Hey you–yeah you, the idiot who couldn’t spare three seconds to strap on a helmet before you got on your horse. Megan Kaiser has something she wants you to hear.
Just wear the blasted helmet.
I boarded for a very long time at your typical hunter lesson/local show barn. One day I was trotting around the ring and I noticed a mom had gotten her kid on her lesson pony de jour. She was fixing her stirrups but the helmet was sitting on the mounting block on not on her child’s head.
I went around once: still not on her head. Twice: still on the mounting block not doing anyone any good. Third time’s a charm: “Best to put your helmet on before the trainer sees you” I said as I went by. I figured rather than be bossy I’d go with the blame it on the trainer route. Fourth time: nope. Fifth time: nothing–how long does it take, lady, to adjust stirrups, finish up and put your kid’s helmet on. Sixth time: Come on people! Seventh time: and I can’t hold it any longer, “It really is important to wear the helmet when on–rules of all barns.”
At this point the mother turns to me and says “Oh, it’s OK. I’m her mother.”
Oh, I’m sorry I didn’t realize that you were her mother. Yes, this means, because you are there that the hand of the all mighty will come down and create a protective force field around your child if something unforeseen happens. Sorry about that–please ignore the complete stranger who seems to care more about your child’s brain than you do.
Yes, the little girl was on a saint of a lesson horse–one that I had seen save an off balanced rider so many times and who tends to not to want to move unless made to–but you don’t know: bees sting, dogs run from the bushes, lawn mowers fire, batches of chinchillas drop out of the sky.
And this mother should have known better–she knew how to adjust stirrups (rather slowly, but whatever) therefore it is a good assumption she had ridden before and should know the most basic of safety rules. But there is a reason for the phase “knowing enough to be dangerous”–I will officially now add a second half, “…but not knowing enough to be smart.” The most sky diving accidents happen with the intermediates: Beginners follow the rules like crazy, and the veterans have seen enough to know they better follow the rules like crazy.

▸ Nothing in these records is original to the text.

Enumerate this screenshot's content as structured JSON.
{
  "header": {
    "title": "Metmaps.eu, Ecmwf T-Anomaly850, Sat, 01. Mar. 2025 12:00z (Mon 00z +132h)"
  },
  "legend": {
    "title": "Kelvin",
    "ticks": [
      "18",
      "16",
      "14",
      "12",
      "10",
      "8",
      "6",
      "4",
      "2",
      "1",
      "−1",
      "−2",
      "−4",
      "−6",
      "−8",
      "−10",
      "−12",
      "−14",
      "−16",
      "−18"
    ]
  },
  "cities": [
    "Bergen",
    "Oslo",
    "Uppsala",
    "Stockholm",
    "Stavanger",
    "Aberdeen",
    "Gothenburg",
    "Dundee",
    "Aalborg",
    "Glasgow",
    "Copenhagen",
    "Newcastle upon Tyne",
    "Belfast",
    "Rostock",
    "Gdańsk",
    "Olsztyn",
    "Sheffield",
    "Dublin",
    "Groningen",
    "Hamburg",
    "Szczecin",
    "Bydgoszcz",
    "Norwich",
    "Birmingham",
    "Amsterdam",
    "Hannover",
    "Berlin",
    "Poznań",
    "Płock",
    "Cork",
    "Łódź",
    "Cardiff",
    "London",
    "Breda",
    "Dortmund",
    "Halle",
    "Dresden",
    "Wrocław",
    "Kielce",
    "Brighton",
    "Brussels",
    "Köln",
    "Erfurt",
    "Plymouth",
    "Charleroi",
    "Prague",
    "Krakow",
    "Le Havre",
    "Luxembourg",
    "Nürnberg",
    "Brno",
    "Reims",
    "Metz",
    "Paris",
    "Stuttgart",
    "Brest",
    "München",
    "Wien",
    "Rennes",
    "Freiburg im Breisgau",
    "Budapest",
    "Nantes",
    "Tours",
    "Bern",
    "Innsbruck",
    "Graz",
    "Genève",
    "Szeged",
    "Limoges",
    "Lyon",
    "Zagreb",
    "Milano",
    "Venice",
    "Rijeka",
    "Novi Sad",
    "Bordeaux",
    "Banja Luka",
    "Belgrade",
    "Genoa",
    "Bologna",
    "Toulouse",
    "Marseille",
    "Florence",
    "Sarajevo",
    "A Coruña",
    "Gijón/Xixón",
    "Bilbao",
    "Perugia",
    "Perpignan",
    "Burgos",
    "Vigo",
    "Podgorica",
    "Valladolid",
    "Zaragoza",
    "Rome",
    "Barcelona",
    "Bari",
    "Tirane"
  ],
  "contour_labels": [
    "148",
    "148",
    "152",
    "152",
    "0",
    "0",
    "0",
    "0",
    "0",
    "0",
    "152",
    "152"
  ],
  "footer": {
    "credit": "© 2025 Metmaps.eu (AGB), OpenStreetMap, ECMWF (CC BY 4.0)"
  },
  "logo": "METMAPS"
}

Fine; if you don’t want to wear it and you are a grown-up (or at least supposed to be), that’s your decision–but don’t make that decision for someone else, especially a child, especially especially for your child. And let’s face it, not only is it the barn’s policy for everyone to wear one while mounted, if you are under 18 it is also a state law.
Helmets aren’t that uncomfortable or hot–and if yours is then it’s time to get a new one. They have all sorts of styles, colors, venting systems. And no you don’t look silly wearing it; you look like every other person who participates in a rather dangerous sport but is smart enough to try and protect their noggin. So, just take the half a second and put the thing on.
I let the trainer know later that day the mother might say something to her about the nosy lady that yelled at her. The trainer was very happy I did say something and said I should feel free to call out anyone at any time for not wearing one and for that matter, anyone doing anything blatantly stupid.
And this is the part where I confess a couple things: For shows back in the day I wore the helmets with the bright orange tags on the inside that indicated they were only for fashion and not safety. And that for the cattle drive I wrote about last week I did not wear a helmet. I was a total idiot. I wouldn’t even think of riding without one at home so why didn’t I wear one then? I will chalk it up to being about 10 years ago, and I was young and stupid. Now, I’m the one with helmet, phone and vest on even when it’s hottest day of the year and I’m just going for a walk around the property. I completely understand that I am being preachy but it’s such an easy thing to do–embrace your helmet.
Yesterday I was trading emails with the friend I went on the cattle drive with and we decided that we might go again in a couple years but we both will be wearing helmets and crash vests. Heck, I’ll invest in a Point Two Vest (I’ve been meaning to anyway)–it should be good for a laugh with the cowboys. But I’m OK with that. Laugh all you want–I’ll laugh with you and I’ll be around to ride another day.